Все пошло не так, как планировал молодой Эмиль. По какой-то причине семья Костерлицкого решила, что его интересам будет лучше служить царский флот, и впоследствии он был переведен в Императорскую военно-морскую академию. К 3 декабря 1872 года Костерлицкий находился на борту российского учебного корабля, зашедшего в порт  солнечного  Пуэрто-Кабельо, Венесуэла.  При первой же возможности он перевалил  за борт,  и добрался до ближайших гор  быстрей любого возможного кавалериста.  Успешно дезертировав  («Следуя своей огромной любви  к лошадям и  честолюбивому детскому стремлению стать командиром  кавалерии» - как позже в приукрашенных тонах описал его побег журналист), он около трех месяцев скитался по Карибскому морю и к 29 апреля каким-то образом оказался в Гуаймасе,  на западном побережье Мексики. С борта своего парохода он заметил отряд мексиканских драгунов - первую кавалерию, которую он увидел с момента отправки в Российское Военно-морское училище. Костерлицкий не смог сдержаться и к полудню 1 мая записался рядовым в   отряд  Federales.

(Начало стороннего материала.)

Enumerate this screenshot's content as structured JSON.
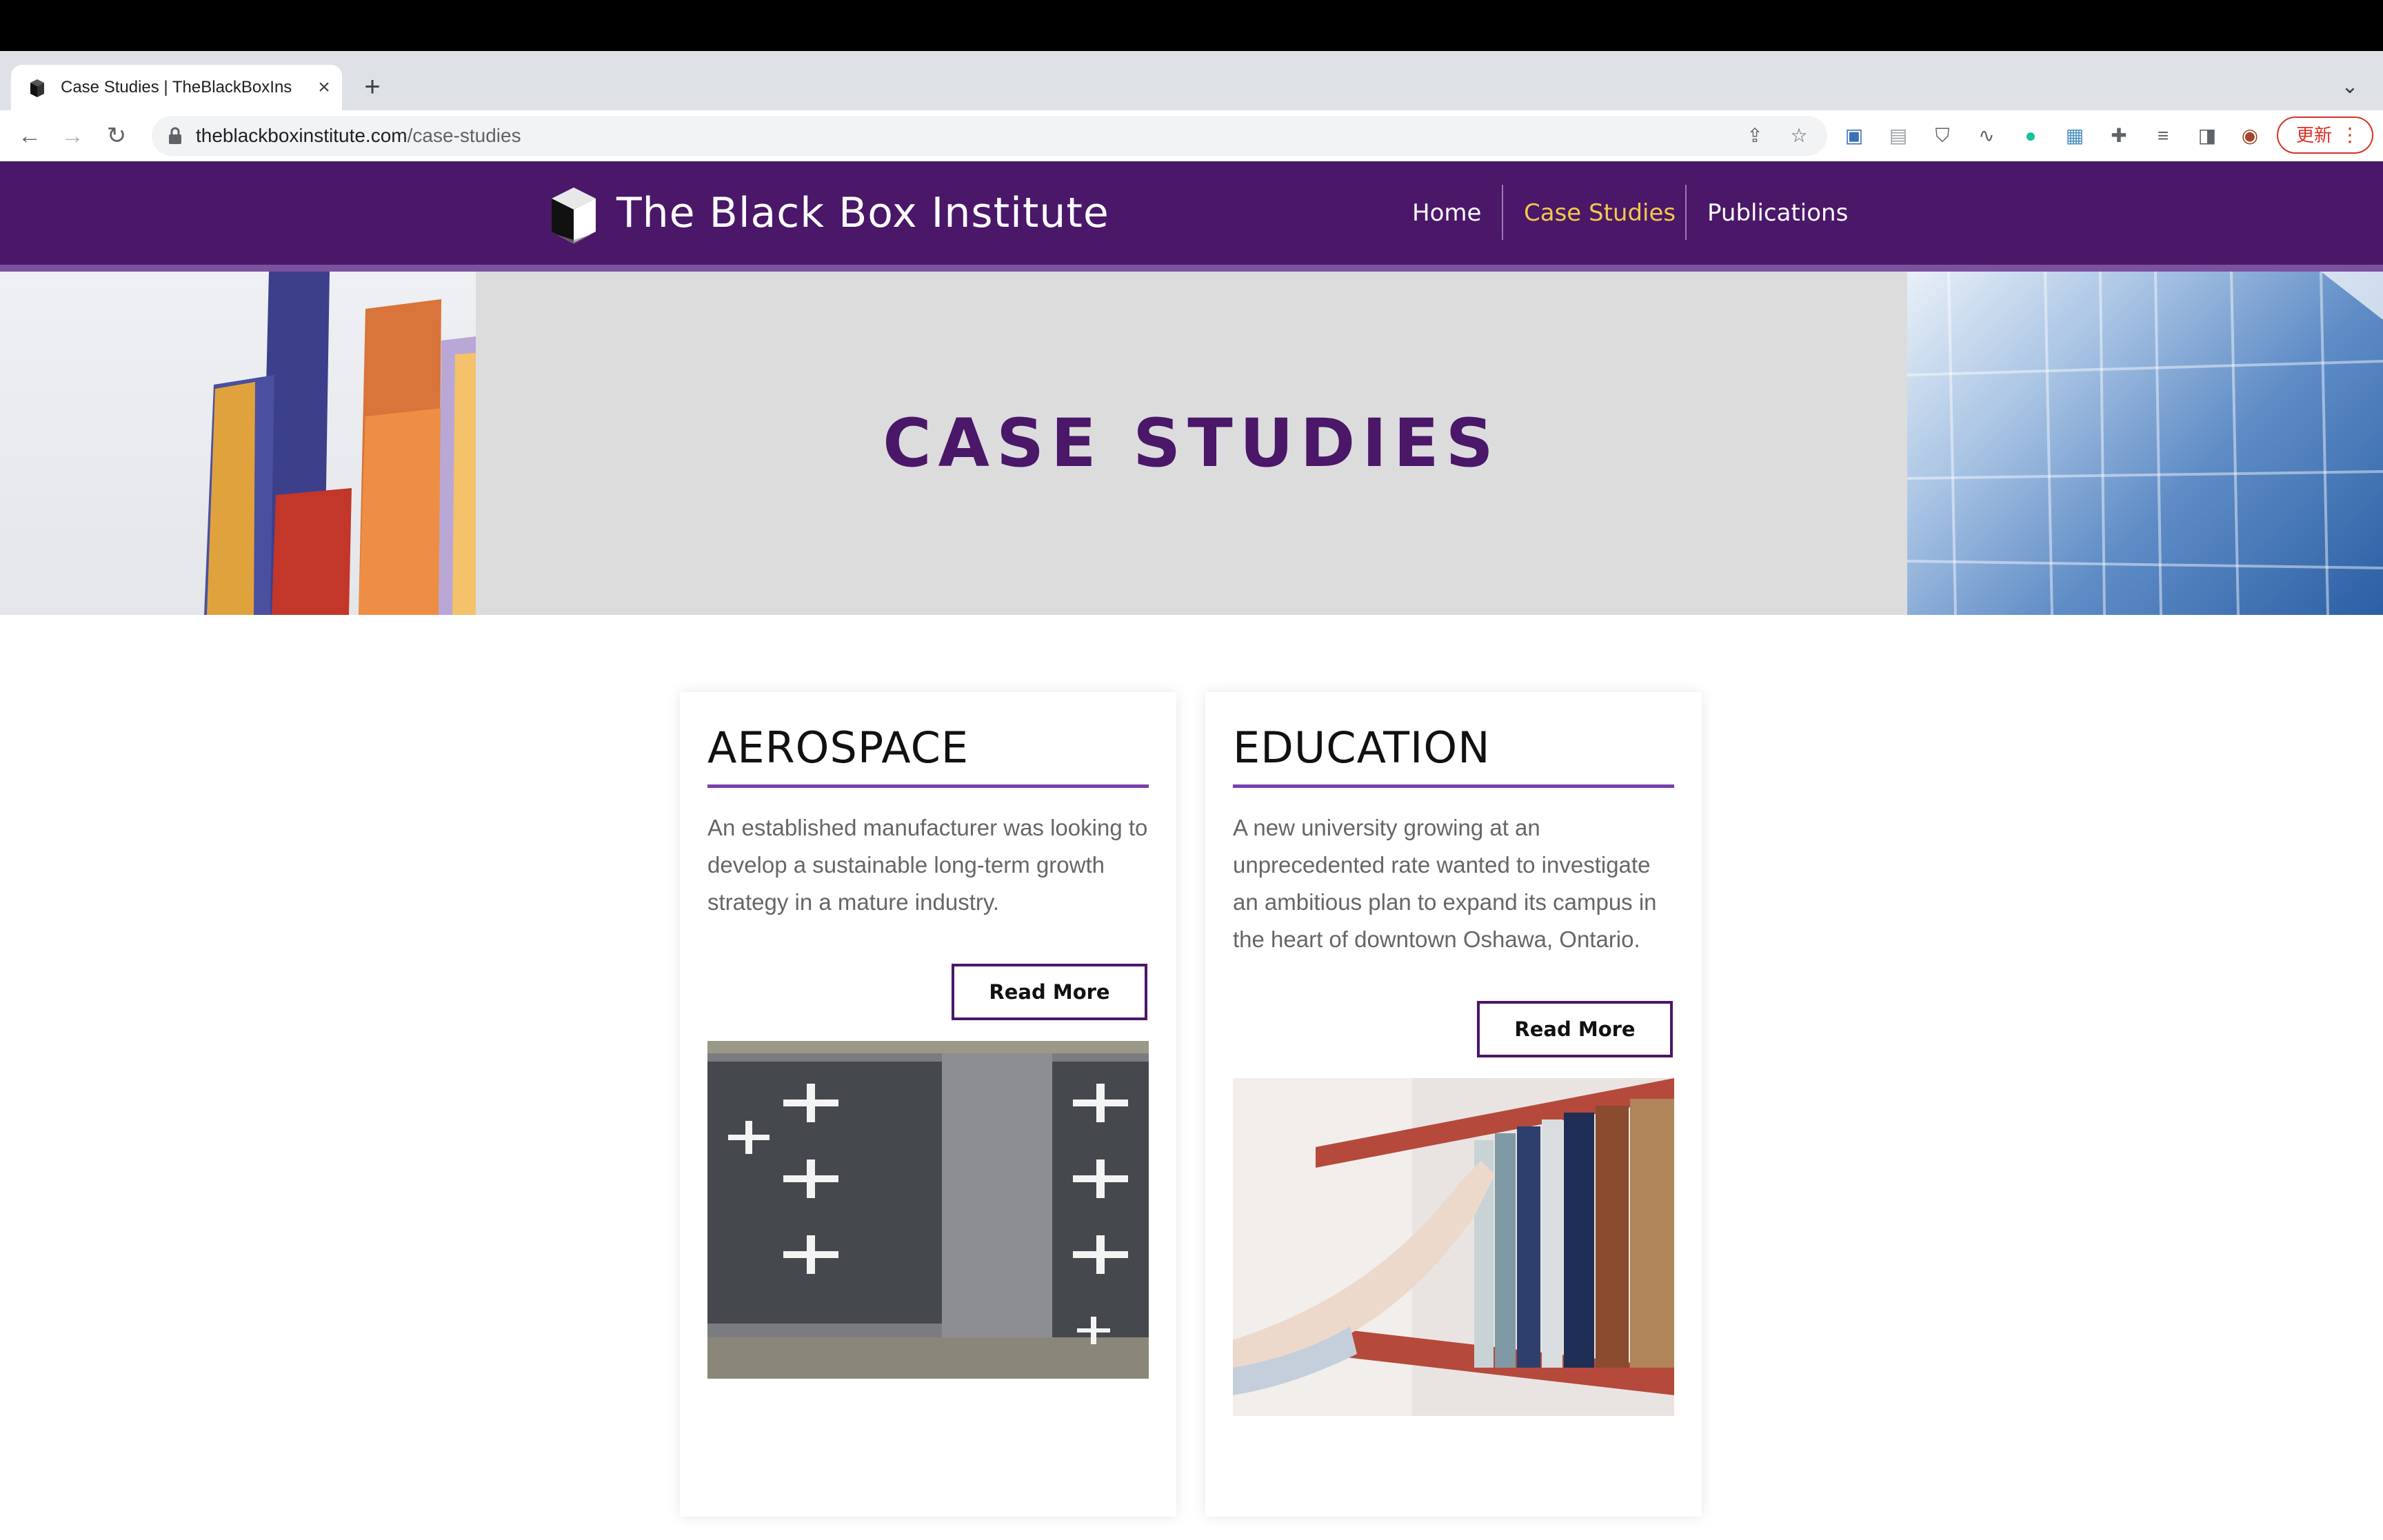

Возможно, ускоренный его культурным равновесием и европейскими манерами, подъем  Костерлицкого  по карьерной лестнице, по быстроте  был подобен  полету ракеты из  19-го века. Он стал капралом в 1874 году. Он был вторым сержантом в 1876 году, затем получил старшего сержанта и прапорщика до конца года. В 1883 году он стал капитаном в Национальной гвардии и - в 1885 году он был переведен в фискальную жандармерию, таможенную стражу Мексиканского правительства Диаса.   Отныне он оказался  в немного странной ситуации, удерживая два разряда одновременно, один - в Национальной гвардии и один - в жандармерии.   Начинал в качестве капитан/капрал и  в конце концов добрался до статуса полковник/подполковник  к 1912 году.

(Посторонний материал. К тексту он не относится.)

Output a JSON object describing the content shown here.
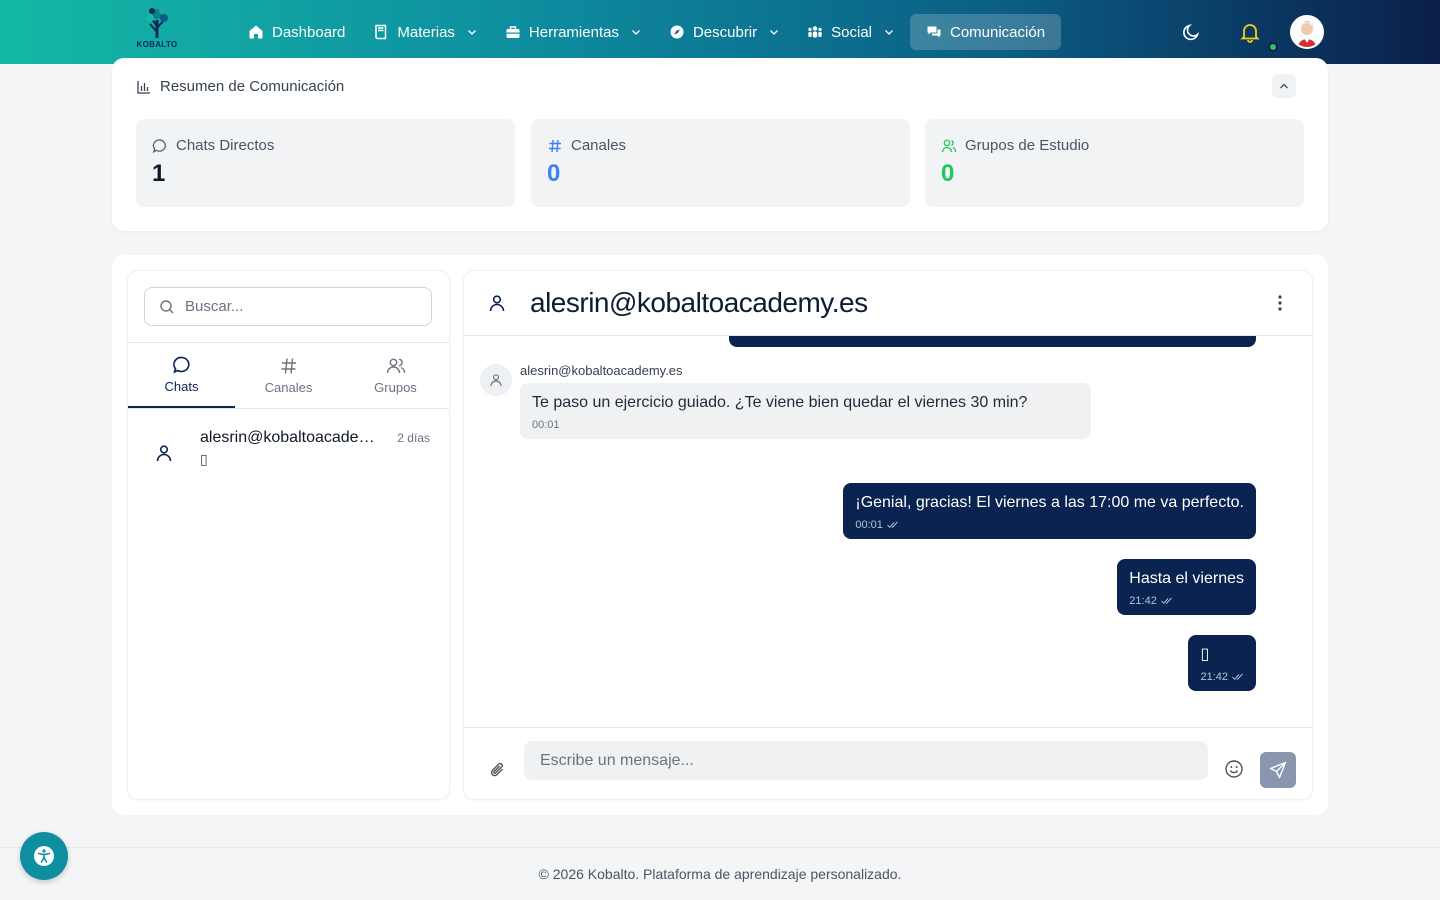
{
  "logo": {
    "text": "KOBALTO"
  },
  "nav": {
    "items": [
      {
        "label": "Dashboard",
        "icon": "home-icon"
      },
      {
        "label": "Materias",
        "icon": "book-icon"
      },
      {
        "label": "Herramientas",
        "icon": "toolbox-icon"
      },
      {
        "label": "Descubrir",
        "icon": "compass-icon"
      },
      {
        "label": "Social",
        "icon": "users-icon"
      },
      {
        "label": "Comunicación",
        "icon": "comments-icon",
        "active": true
      }
    ]
  },
  "summary": {
    "title": "Resumen de Comunicación",
    "stats": [
      {
        "label": "Chats Directos",
        "value": "1",
        "color": "#111827"
      },
      {
        "label": "Canales",
        "value": "0",
        "color": "#3b82f6"
      },
      {
        "label": "Grupos de Estudio",
        "value": "0",
        "color": "#22c55e"
      }
    ]
  },
  "sidebar": {
    "search_placeholder": "Buscar...",
    "tabs": [
      {
        "label": "Chats"
      },
      {
        "label": "Canales"
      },
      {
        "label": "Grupos"
      }
    ],
    "chats": [
      {
        "name": "alesrin@kobaltoacademy.es",
        "time": "2 días",
        "preview": "▯"
      }
    ]
  },
  "conversation": {
    "title": "alesrin@kobaltoacademy.es",
    "incoming": {
      "sender": "alesrin@kobaltoacademy.es",
      "text": "Te paso un ejercicio guiado. ¿Te viene bien quedar el viernes 30 min?",
      "time": "00:01"
    },
    "outgoing": [
      {
        "text": "¡Genial, gracias! El viernes a las 17:00 me va perfecto.",
        "time": "00:01"
      },
      {
        "text": "Hasta el viernes",
        "time": "21:42"
      },
      {
        "text": "▯",
        "time": "21:42"
      }
    ],
    "input_placeholder": "Escribe un mensaje..."
  },
  "footer": {
    "text": "© 2026 Kobalto. Plataforma de aprendizaje personalizado."
  },
  "colors": {
    "brand_dark": "#0a2350",
    "brand_teal": "#14b8a6",
    "accent_blue": "#3b82f6",
    "accent_green": "#22c55e"
  }
}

Хотя большинство американцев никогда и не слышали об этом русско-мексиканском  командире  кавалерии,  он достиг величины подлинной легенды  по обе стороны  мексиканской границы, еще при  своей  жизни. Костерлицкий представлял собой необычную комбинацию Робин Гуда и шерифа Ноттингема, втиснутых в одну  личность, и ему нравилось носить шлем с шипами со своей парадной формой. На протяжении своей 40-летней военной карьеры (1873-1913) он боролся с индейцами яки, арестовывал бандитов, преследовал апачей и закончил тем, что защитил Мексику от мятежных генералов.

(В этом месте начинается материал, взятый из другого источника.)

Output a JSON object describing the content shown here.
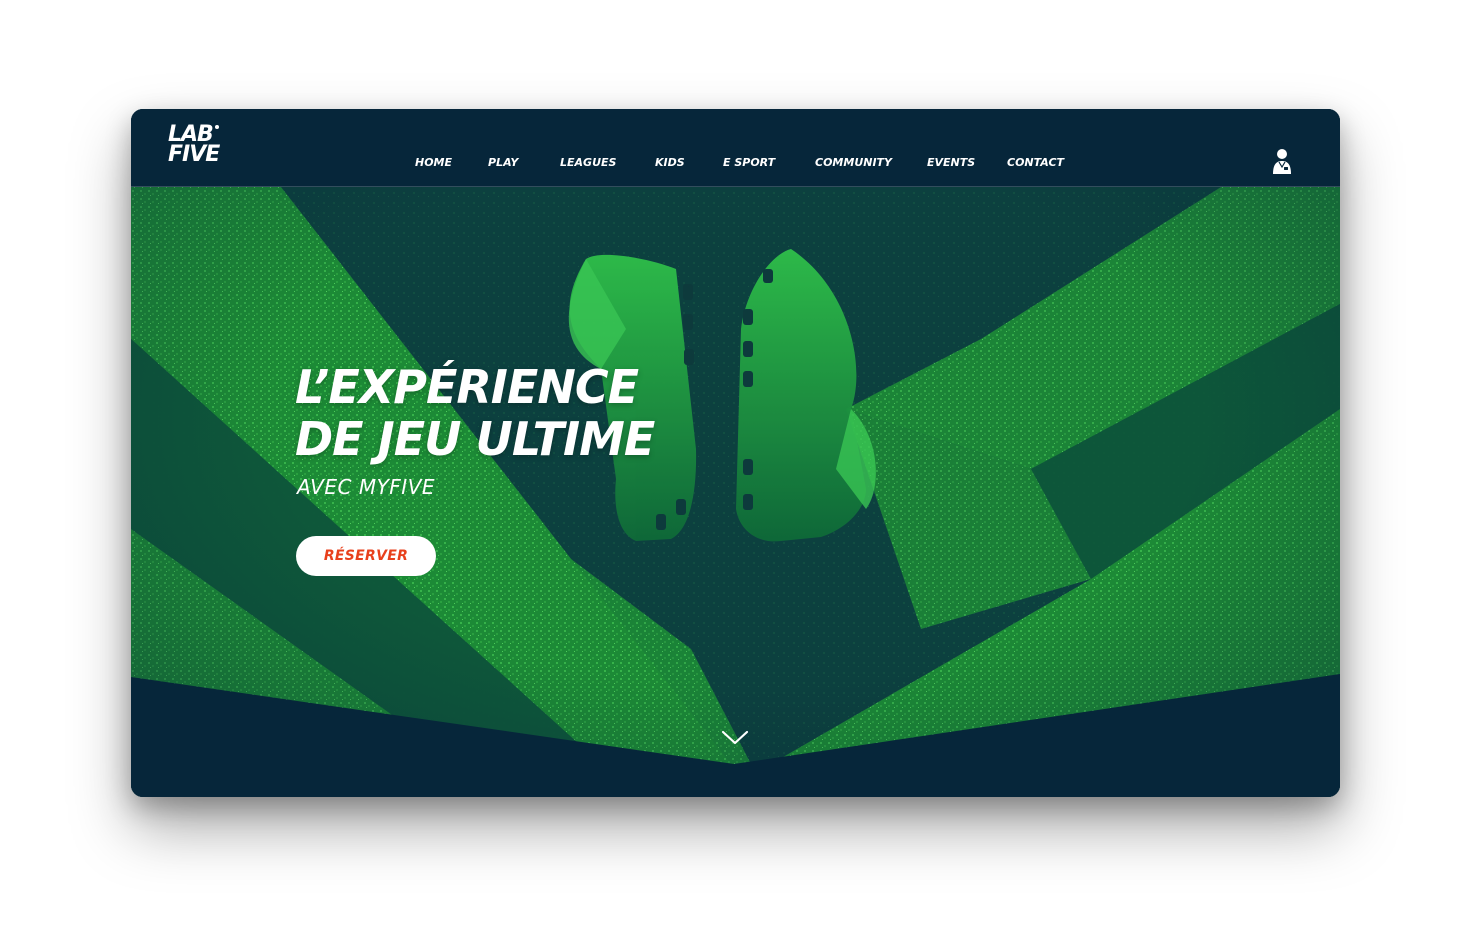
{
  "brand": {
    "logo_line1": "LAB",
    "logo_line2": "FIVE"
  },
  "nav": {
    "items": [
      {
        "label": "HOME"
      },
      {
        "label": "PLAY"
      },
      {
        "label": "LEAGUES"
      },
      {
        "label": "KIDS"
      },
      {
        "label": "E SPORT"
      },
      {
        "label": "COMMUNITY"
      },
      {
        "label": "EVENTS"
      },
      {
        "label": "CONTACT"
      }
    ]
  },
  "header": {
    "user_icon": "user-account-icon"
  },
  "hero": {
    "headline_line1": "L’EXPÉRIENCE",
    "headline_line2": "DE JEU ULTIME",
    "subline": "AVEC MYFIVE",
    "cta_label": "RÉSERVER",
    "scroll_icon": "chevron-down-icon"
  },
  "colors": {
    "background_navy": "#06263a",
    "grass_green": "#1f8f3a",
    "grass_light": "#3fbf4f",
    "cta_text": "#e8401c",
    "text": "#ffffff"
  }
}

Некоторые называли его солдатом удачи, путешествовавшим  по миру  в поисках хорошей драки.  Другие говорили, что он был казаком, который поменял русские степи на мексиканские просторы.   Человек без истории, гражданин без нации.  Какой  поворот судьбы принес этого пресловутого  воина  в Калифорнию?  С мексиканских баталий, через границу   на запад, где заходит солнце … Костерлицкий  готовился  исчезнуть. «Мне нечего сказать, что было бы интересно читать», - сказал он зрителям. «Я уже говорил  достаточно  для газет.   Я хочу исчезнуть   из них навсегда,  отныне».  Переходы через границы не были новыми для Костерлицкого. 

Пограничные области предоставили обширные возможности Костерлицкому.  Он превратился в мексиканца, заведя мексиканскую семью,   но он также стал и частью пограничного военного братства,  имевшего статус борцов с индейцами.   В 1880-х, в войнах против апачей и индейцев Яки (Yaqui) , Костерлицкий   стал защитником  рубежей   переднего края. Жестоко подавляя одну нацию, он обрел  свое место как гражданин другой. Апачские войны, также открыли ему двери и к северу от границы. В 1882 Мексика и Соединенные Штаты подписали взаимное соглашение о пересечении, позволив войскам преследовать индейцев через границу. В 1880-х Костерлицкий  усиленно  помогал  американским солдатам в поимке  Джеронимо,  а позже помогал и  в поисках бандитов/ренегатов, типа беглого скаута-апача  «Малыша» Кида.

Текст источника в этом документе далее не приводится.